3. Horizontal eye movement is calculated as the distance from the inner corner
P14 (
P36) of the right (left) eye to the centre of iris of the eye, which is the average of points
P23 and
P27 (
P51 and
P55). Similarly, vertical eye movement is calculated as the distance from the top
P11 (
P39) of the right (left) eye to the centre of the iris of the eye which is the average of points
P23 and
P27 (
P51 and
P55).
Mouth area (inside) This is the area of the octagon formed by connecting the points \(\{P60, P61, P62, P63,\) \(P64, P65, P66, P67 \}\) on the inner perimeter of the mouth, where it is normalised by dividing by the square of L.
Mouth area (outside) This is the area of the dodecagon formed by connecting the points \(\{P48, P49,\) \(P50, P51, P52, P53, P54, P55, P56, P57, P58, P59\}\) on the outer perimeter of the mouth, which is normalized by dividing by the square of L.
Mouth aspect ratio (inside) Let \(L_v\) be the vertical length of the mouth, which is the length of the line segment connecting the top P62 and bottom P66 points on the inner circumference of the mouth, and \(L_h\) the horizontal length of the mouth, which is the length of the line segment connecting the leftmost P60 and rightmost P64 points of the mouse. Then, the inside mouth aspect ratio was calculated as \(L_v / L_h\).
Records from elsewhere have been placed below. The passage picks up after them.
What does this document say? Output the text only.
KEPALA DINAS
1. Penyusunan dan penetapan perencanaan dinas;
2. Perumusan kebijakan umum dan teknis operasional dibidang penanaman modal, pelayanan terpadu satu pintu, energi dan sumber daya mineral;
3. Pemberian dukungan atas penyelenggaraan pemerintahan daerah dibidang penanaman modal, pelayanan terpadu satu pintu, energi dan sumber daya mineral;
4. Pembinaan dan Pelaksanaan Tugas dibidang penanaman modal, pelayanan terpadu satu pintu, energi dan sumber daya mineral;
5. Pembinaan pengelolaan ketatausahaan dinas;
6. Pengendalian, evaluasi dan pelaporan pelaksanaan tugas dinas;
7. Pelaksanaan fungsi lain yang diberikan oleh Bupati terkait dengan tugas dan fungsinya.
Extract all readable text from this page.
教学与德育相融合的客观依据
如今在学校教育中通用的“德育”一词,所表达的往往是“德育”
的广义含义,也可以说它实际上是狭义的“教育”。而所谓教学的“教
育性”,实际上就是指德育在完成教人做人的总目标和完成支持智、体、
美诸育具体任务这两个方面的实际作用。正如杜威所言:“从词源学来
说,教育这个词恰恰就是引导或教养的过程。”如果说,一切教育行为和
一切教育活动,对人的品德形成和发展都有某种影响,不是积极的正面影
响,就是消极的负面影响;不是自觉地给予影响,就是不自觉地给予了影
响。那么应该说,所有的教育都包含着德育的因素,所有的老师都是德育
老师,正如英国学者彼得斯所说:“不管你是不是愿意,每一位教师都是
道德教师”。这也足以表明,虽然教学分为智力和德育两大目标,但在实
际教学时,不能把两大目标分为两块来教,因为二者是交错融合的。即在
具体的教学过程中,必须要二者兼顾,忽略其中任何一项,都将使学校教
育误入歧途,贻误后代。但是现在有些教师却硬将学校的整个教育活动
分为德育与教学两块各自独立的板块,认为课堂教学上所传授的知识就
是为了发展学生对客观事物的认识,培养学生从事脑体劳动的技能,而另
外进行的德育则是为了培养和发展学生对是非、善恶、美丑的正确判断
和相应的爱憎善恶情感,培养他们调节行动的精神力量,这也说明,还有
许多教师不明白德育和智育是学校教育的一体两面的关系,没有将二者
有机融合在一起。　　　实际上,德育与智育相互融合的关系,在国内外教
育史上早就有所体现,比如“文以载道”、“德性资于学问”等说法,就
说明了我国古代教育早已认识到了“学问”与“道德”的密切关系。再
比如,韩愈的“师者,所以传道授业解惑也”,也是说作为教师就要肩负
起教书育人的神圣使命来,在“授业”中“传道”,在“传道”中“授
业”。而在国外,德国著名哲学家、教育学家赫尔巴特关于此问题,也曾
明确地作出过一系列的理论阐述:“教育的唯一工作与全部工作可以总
Mouth aspect ratio (outside) Similar to the inside mouth aspect ratio, the outside mouth ratio can be calculated using the points \(\{P51, P57, P48, P54\}\).
Degree of raise for mouth corners This was calculated by subtracting the sum \(y_v\) of the y-coordinates of the uppermost P51 and lowermost P57 points of the mouth from the sum \(y_h\) of the y-coordinates of the rightmost P48 and the leftmost P54 points, where it was normalized by dividing by \(y_v\). If the resultant value was positive, then the angle of the mouth
increases.
Angle of mouth This was calculated by taking the average of the angles between the two line segments formed by connecting the set \(\{P48, P49, P59\}\) (\(\{P53, P54, P55\}\)) of points around the rightmost (leftmost) on the periphery of the mouth.
Number of times the mouth is closed This is the number of times the mouth was closed within 3 s immediately before classifying deception. We treated the mouth as closed if the inner area of the mouth was less than the first quartile in the entire dataset of such areas.
Gaze and head tilt For both features, we used the values obtained from the OpenFace library as is.
Pulse rate We obtained the value of the pulse rate per second from a smartwatch. These values were written to a CSV file, and we adjusted the number of values to that of the frames in the recorded videos (30 frames per second) when we created the dataset.